Joey wears a hat in a recent self-portrait. My hat is in the air as a salute to the power of these pictures.

– Doris Palca


Joey's paintings are bereavingly beautiful to me, even the ones that shock or disturb. I’m always overwhelmed by how his paintings breathe into the room, so alive to me, I never forget them, nor would I want to. He paints with the eyes of a poet and the hands of a thief who steals from no one, he never falls off the tightrope he's strung up for himself. I want to live long enough to be painted by Fioretti.

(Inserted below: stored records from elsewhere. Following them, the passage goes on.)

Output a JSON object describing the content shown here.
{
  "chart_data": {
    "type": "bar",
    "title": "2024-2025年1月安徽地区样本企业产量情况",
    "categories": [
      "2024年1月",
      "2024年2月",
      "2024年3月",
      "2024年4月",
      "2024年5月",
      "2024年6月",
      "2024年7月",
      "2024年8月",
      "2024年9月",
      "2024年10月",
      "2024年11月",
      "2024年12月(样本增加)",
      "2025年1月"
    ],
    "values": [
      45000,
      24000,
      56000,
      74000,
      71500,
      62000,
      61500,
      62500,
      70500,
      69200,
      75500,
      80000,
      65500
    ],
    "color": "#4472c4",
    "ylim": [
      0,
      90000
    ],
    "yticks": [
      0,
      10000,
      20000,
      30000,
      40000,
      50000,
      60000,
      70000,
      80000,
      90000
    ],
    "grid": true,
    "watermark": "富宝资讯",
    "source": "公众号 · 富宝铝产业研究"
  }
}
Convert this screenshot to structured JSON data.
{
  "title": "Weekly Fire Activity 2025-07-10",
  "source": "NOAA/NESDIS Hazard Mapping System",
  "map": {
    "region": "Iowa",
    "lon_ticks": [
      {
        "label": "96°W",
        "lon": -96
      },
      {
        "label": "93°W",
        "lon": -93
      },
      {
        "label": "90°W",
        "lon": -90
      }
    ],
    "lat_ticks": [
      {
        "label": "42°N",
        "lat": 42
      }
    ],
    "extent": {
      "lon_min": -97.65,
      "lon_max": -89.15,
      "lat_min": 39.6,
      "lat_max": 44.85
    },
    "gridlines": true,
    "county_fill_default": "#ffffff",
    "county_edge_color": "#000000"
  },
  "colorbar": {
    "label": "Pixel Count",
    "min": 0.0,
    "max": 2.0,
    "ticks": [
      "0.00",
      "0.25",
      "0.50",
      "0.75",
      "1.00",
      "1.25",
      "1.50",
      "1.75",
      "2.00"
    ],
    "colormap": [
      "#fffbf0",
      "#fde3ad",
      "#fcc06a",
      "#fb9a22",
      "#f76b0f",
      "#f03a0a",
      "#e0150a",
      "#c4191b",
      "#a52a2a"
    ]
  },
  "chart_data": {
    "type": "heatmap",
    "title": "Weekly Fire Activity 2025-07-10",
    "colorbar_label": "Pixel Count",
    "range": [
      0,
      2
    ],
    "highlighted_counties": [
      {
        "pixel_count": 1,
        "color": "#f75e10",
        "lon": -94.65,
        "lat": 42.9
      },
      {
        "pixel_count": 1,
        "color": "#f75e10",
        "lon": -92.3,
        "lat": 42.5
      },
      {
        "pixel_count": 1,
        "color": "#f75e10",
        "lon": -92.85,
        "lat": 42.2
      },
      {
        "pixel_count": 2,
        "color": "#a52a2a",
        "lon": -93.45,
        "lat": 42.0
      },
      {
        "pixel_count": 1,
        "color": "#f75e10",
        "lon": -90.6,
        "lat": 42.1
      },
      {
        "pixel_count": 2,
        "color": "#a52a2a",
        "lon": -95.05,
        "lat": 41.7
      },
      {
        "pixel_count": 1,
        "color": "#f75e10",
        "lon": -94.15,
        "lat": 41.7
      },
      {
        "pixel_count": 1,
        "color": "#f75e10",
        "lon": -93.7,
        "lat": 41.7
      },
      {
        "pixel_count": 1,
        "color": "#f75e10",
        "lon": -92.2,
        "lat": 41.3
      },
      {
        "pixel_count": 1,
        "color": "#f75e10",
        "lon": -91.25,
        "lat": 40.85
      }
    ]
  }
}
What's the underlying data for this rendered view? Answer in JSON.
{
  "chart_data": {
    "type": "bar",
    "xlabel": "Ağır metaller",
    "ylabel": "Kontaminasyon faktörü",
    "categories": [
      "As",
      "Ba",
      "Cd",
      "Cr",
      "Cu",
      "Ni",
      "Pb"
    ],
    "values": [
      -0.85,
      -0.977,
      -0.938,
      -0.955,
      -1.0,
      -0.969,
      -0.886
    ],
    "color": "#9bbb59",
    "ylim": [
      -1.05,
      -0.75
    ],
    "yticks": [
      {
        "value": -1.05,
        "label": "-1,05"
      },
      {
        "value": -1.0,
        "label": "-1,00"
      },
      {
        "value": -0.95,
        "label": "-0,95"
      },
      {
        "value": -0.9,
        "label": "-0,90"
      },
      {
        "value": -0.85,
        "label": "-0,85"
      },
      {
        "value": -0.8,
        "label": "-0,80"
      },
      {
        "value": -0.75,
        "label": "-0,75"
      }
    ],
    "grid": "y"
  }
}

— Sam Kashner / Writer -at-Large


As painters, singers, filmmakers, actors, dancers, who have used our art in the service of sustaining freedom and justice in decades past, we must come to terms with the fact that we have never faced a challenge so grave and a time so dangerous, as the one in which we are presently living.

Bravo to Joe and all who are supporting this effort. My hope is that this exhibition, a huge personal commitment on Joe’s part, to Ukraine’s defense of itself, and to nothing less than its continued existence – will inspire others from all walks of life who might otherwise say, “What can I do? I’m one person.”

Each of us is only one artist, only one person. And each of us holds the fate of the world in our hands.

— Peter Yarrow / Musician, Activist


I have been fortunate enough to know Joey for over fifty years. In that time, he has proven himself to be an accomplished ballet dancer and performer, a successful producer, gifted artist, loyal friend, and pasta-maker extraordinaire!

I could not be prouder of the creativity and dedication of his new artwork and his generous support of the people of Ukraine.

— MICHAEL DOUGLAS


“If you like it, and you can afford it, buy it”.

That was the guidance given to me at 21 years of age by Walter Brimson, my first wife’s grandfather. Back in the days when I knew him, he was head of the largest independent bank west of the Mississippi.

Walter Brimson had a great art collection, it was something to be admired, and I aspired to…well, if nothing else…to get started in a life-long hobby of collecting art. His counsel was solicited.

“If you like it, and you can afford it, buy it”.

Fioretti’s art more than falls into that category, for not only do I like his work, so does Sharon Gless, my spouse of over thirty years. In fact, regarding his latest series of urban landscapes we actually love them.

“If you like it, and you can afford it, buy it.” Turns out you can get into some trouble with that kind of advice, but it is “good trouble.” Keep painting, Joey, there are empty walls everywhere.

— BARNEY ROSENZWEIG


From the moment a man named Fioretti walked into my class at the Art Students League of New York, it has been a learning experience for both of us. It has been an honor to know him as a human being as well as an artist.

”It is only when what can be taught is working in perfect harmony with what cannot be taught that a work of art results.” Harold Speed, 1873.

A truly great work of art expresses something that cannot be described in words. Fioretti’s images must be seen.

As you turn the pages of this book be prepared to be surprised. Each is startling. Some are shocking. The Self-portraits are soul searching. The portraits are honest and caring. The still lives are elegant. All are unforgettable. Fioretti has the eye of true artist.

— Sherry Camhy


Joe entered my late afternoon Class at the Art Students League of New York, recommended by the master artist Sigmund Abeles who recognized Joe's enormous potential.  Initially, Joe was restless and dissatisfied observing and drawing the posed model, but he quickly settled into a focused and relentless search for the model's soul.  Never content to achieve a technical rendering of a figure, a city scene or a vase of sunflowers, Joe is a creative thinker and has always been most interested in producing a  narrative within each piece. He uses preliminary drawings as studies to help him previsualize his concepts, and then devotes many hours of total immersion to capture the essence of his subjects.